The amount and direction of change in overall memory performance as indexed by the WMS-R across all alcoholic subjects was related to amount of change in the lateral ventricular volume. Our measure of lateral ventricular volume might be taken as an approximation of the integrity of adjacent structures and regions invoked in the WMS-R battery (cf,
Symonds et al., 1999). These include frontal lobe systems, used for strategic executive function, such as self-cueing and semantic organization (
Incisa della Rocchetta and Milner, 1993;
Fletcher et al., 1998;
Savage et al., 2001), and medial temporal lobe structures used for nonstrategic declarative memory (
Zola-Morgan and Squire, 1992;
Corkin et al., 1997). Importantly, associations were not present between change in memory and change in the fourth ventricle, a CSF-filled space adjacent to the cerebellum.
The alcoholics in this study (both Relapsers and Abstainers) also showed evidence for improvement in ataxia over time relative to the controls. However, improvement in ataxia was modestly associated with decreases in volume of the fourth ventricle, specifically in Abstainers, but showed no association with change in volume of the lateral ventricles. The proximity of the fourth ventricle to the cerebellum makes it a proxy measure for this complex structure (cf,
Symonds et al., 1999), the integrity of which is associated with static balance and gait (
Sullivan et al., 2000a;
Sullivan et al., 2006). The lack of association between change in either behavioral measure and either ventricular volume among the controls may reflect a limited range of age-related change occurring over one year among controls compared to greater recovery, or exacerbation-related change occurring among the alcoholics.

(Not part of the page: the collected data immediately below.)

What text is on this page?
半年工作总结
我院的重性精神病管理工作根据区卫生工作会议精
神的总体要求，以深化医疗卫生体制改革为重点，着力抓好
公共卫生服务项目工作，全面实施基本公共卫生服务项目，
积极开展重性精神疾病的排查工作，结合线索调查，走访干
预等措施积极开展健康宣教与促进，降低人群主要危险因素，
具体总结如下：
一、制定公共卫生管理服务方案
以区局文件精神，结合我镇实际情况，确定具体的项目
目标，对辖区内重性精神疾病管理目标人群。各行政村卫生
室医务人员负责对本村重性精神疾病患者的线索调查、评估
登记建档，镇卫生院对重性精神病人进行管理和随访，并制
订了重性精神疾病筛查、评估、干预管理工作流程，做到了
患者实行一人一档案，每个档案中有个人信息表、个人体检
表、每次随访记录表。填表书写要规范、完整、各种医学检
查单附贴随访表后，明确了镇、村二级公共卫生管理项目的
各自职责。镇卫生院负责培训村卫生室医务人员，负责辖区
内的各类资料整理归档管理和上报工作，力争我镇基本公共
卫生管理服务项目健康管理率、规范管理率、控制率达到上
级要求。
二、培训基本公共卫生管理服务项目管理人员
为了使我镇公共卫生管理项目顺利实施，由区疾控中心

This report is limited by its small sample size, varying lengths of sobriety at study entry, and reliance on self-reported estimates of drinking that varied across subjects in quantity, recency, and duration. Despite these limitations, this naturalistic study provides support for the concept that fluctuations in the volumes of CSF-filled space may provide a proxy measure for structural brain changes associated with cognitive and motor processes that are amenable to recovery with sobriety. The results need to be evaluated in a larger sample, matched on length of sobriety at baseline, and with expanded assessments of regional brain change.